The ascent to God summarizes Pico based on Pseudo-Dionysius the Areopagite as a three -stage process. In the cleaning ( purgatio ) enlightenment ( illuminatio ) and then the completion ( perfectio ) follows. The cleaning is done by science: by the moral philosophy, capable of taming the passions, and the logic that guides right to use the powers of the mind. For the enlightenment philosophy of nature, which explores the wonders of nature and makes it possible to realize the power of the Creator in the created serves. In order to complete the theology leads than that discipline whose object is the immediate knowledge of the divine. Together, the three stages or areas of knowledge a three-part philosophy ( philosophia tripartita ). Their contents are according to Picos conviction not only the different directions of Christian philosophy in common, but also the teachings of the pre-Christian and Islamic philosophers (Plato, Aristotle, Avicenna, Averroes ).

On Jacob Burckhardt's view is based a popular interpretation of the Oratio as a manifesto for a typical Renaissance proud self- glorification of the man who had made ​​himself the master of his destiny. This interpretation is considered by recent research as a one-sided; she grabs one aspect out of hyperbole and does not meet the overall objective Picos.

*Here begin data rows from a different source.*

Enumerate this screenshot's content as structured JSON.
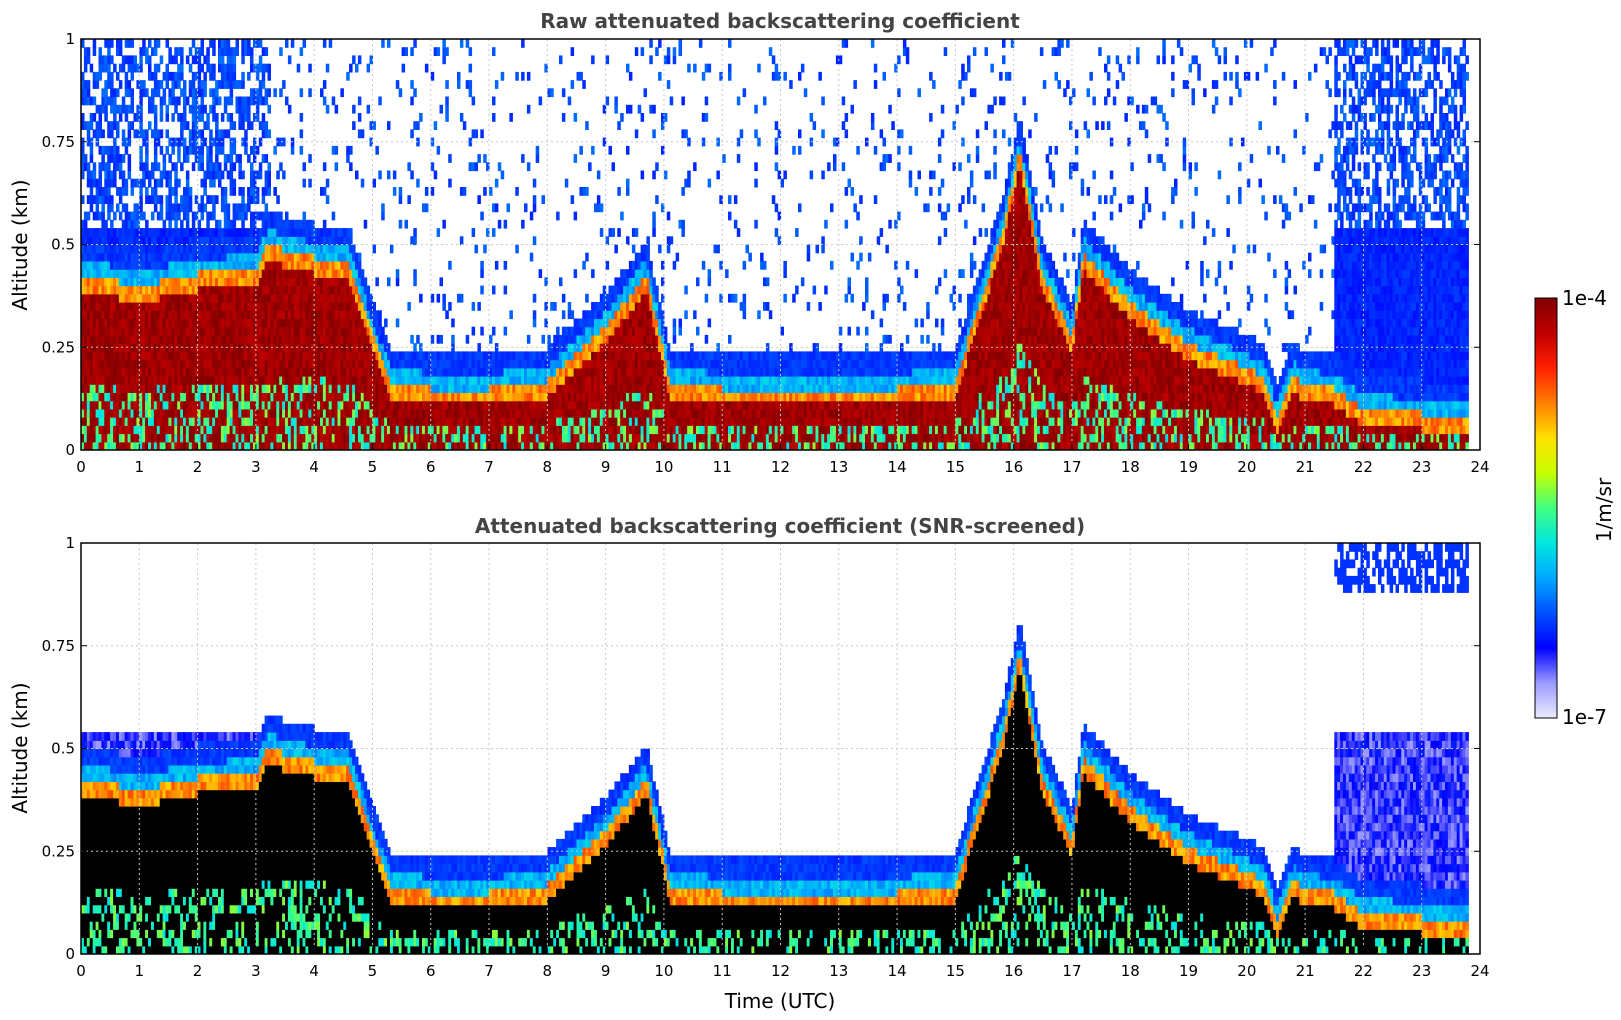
{
  "chart_data": [
    {
      "type": "heatmap",
      "title": "Raw attenuated backscattering coefficient",
      "xlabel": "",
      "ylabel": "Altitude (km)",
      "xlim": [
        0,
        24
      ],
      "ylim": [
        0,
        1
      ],
      "x_ticks": [
        "0",
        "1",
        "2",
        "3",
        "4",
        "5",
        "6",
        "7",
        "8",
        "9",
        "10",
        "11",
        "12",
        "13",
        "14",
        "15",
        "16",
        "17",
        "18",
        "19",
        "20",
        "21",
        "22",
        "23",
        "24"
      ],
      "y_ticks": [
        "0",
        "0.25",
        "0.5",
        "0.75",
        "1"
      ],
      "grid": true,
      "screened": false,
      "boundary_layer_top_km": {
        "time_utc": [
          0,
          1,
          2,
          3,
          3.2,
          4,
          4.6,
          5,
          5.3,
          6,
          7,
          8,
          9,
          9.7,
          10.1,
          11,
          12,
          13,
          14,
          15,
          15.8,
          16.1,
          16.5,
          17,
          17.2,
          18,
          19,
          20,
          20.3,
          20.5,
          20.8,
          21,
          21.5,
          22,
          23,
          23.8
        ],
        "values": [
          0.45,
          0.42,
          0.45,
          0.46,
          0.52,
          0.49,
          0.48,
          0.3,
          0.19,
          0.17,
          0.17,
          0.19,
          0.32,
          0.45,
          0.19,
          0.17,
          0.17,
          0.17,
          0.17,
          0.19,
          0.55,
          0.75,
          0.45,
          0.3,
          0.5,
          0.38,
          0.28,
          0.22,
          0.2,
          0.1,
          0.2,
          0.18,
          0.17,
          0.12,
          0.11,
          0.11
        ]
      }
    },
    {
      "type": "heatmap",
      "title": "Attenuated backscattering coefficient (SNR-screened)",
      "xlabel": "Time (UTC)",
      "ylabel": "Altitude (km)",
      "xlim": [
        0,
        24
      ],
      "ylim": [
        0,
        1
      ],
      "x_ticks": [
        "0",
        "1",
        "2",
        "3",
        "4",
        "5",
        "6",
        "7",
        "8",
        "9",
        "10",
        "11",
        "12",
        "13",
        "14",
        "15",
        "16",
        "17",
        "18",
        "19",
        "20",
        "21",
        "22",
        "23",
        "24"
      ],
      "y_ticks": [
        "0",
        "0.25",
        "0.5",
        "0.75",
        "1"
      ],
      "grid": true,
      "screened": true
    }
  ],
  "colorbar": {
    "label": "1/m/sr",
    "max_label": "1e-4",
    "min_label": "1e-7",
    "scale": "log",
    "colormap": [
      "#ececff",
      "#9a9aff",
      "#0000ff",
      "#0050ff",
      "#00a8ff",
      "#00e8e0",
      "#40ff80",
      "#c8ff00",
      "#ffe000",
      "#ff8000",
      "#ff2000",
      "#c00000",
      "#800000"
    ]
  },
  "colors": {
    "screened_saturation": "#000000",
    "grid": "#c8c8c8",
    "title": "#444444"
  }
}
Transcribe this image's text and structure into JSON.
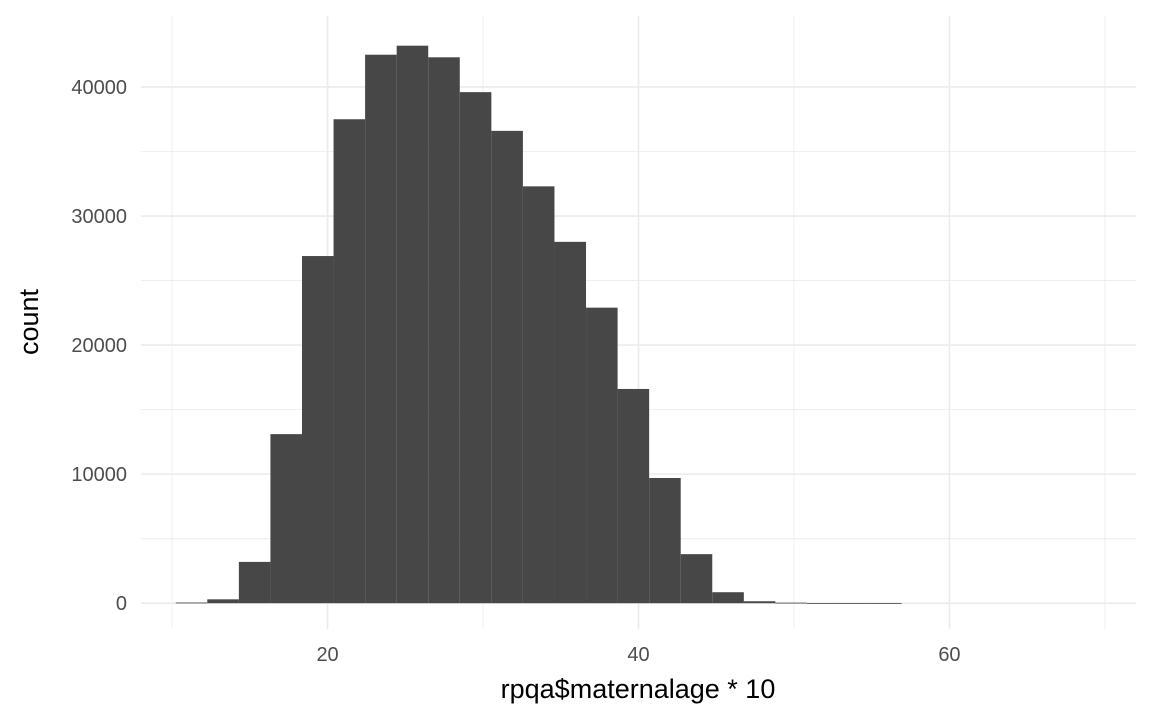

Text editions and translations

  • Giovanni Pico della Mirandola: Selected Writings. Edited by Arthur Liebert. Diederichs, Jena and Leipzig, 1905 (contains German translations of the following works: letters to and from Pico, Heptaplus, On the existence and the unity [Excerpts ] On the Dignity of Man [ excerpts ], Apologia [Excerpts ], Theological Aphorisms, against the Astrology [Excerpts ] )
  • Giovanni Pico della Mirandola: Carmina Latina. Edited by Wolfgang Speyer. Brill, Leiden, 1964 ( critical edition of Pico's Latin poems )
  • Giovanni Pico della Mirandola: About the being and the One. De ente et uno. Edited, translated and annotated by Paul Richard Blum, inter alia, Meiner, Hamburg 2006, ISBN 978-3-7873-1760-8 ( critical edition of the Latin text and German translation )
  • Giovanni Pico della Mirandola: De hominis dignitate. On the Dignity of Man. Edited by August Buck. Meiner, Hamburg 1990, ISBN 978-3-7873-0959-7 ( Latin text with a German translation by Norbert Baumgarten )
  • Giovanni Pico della Mirandola: Oratio de hominis dignitate. Speech on the dignity of man. Edited by Gerd from the Gönna. Reclam, Stuttgart 1997, ISBN 978-3-15-009658-1 ( Latin text and German translation )
  • Giovanni Pico della Mirandola: comment on a song of love. Edited by Thorsten Biirklin. Meiner, Hamburg 2001, ISBN 3-7873-1552-7 (Italian text and German translation )
  • Giovanni Pico della Mirandola: Conclusiones nongentae. Le novecento Tesi dell'anno 1486th Edited by Albano Biondi. Olschki, Firenze 1995, ISBN 88-222-4305-6 ( Latin text and Italian translation )

Pliny manuscript of Pico

Giovanni Pico della Mirandola had a 1481 copy of the Historia naturalis -ending was the ancient writer Pliny. The unnamed painter of the illustrations of this manuscript is now named after the owner and master of the Pico della Mirandola Pliny (Italian Maestro del Pico della Mirandola di Plinio ). The elaborate work is a shining example of the interest of Renaissance scholars such as Pico ancient, secular and scientific writings.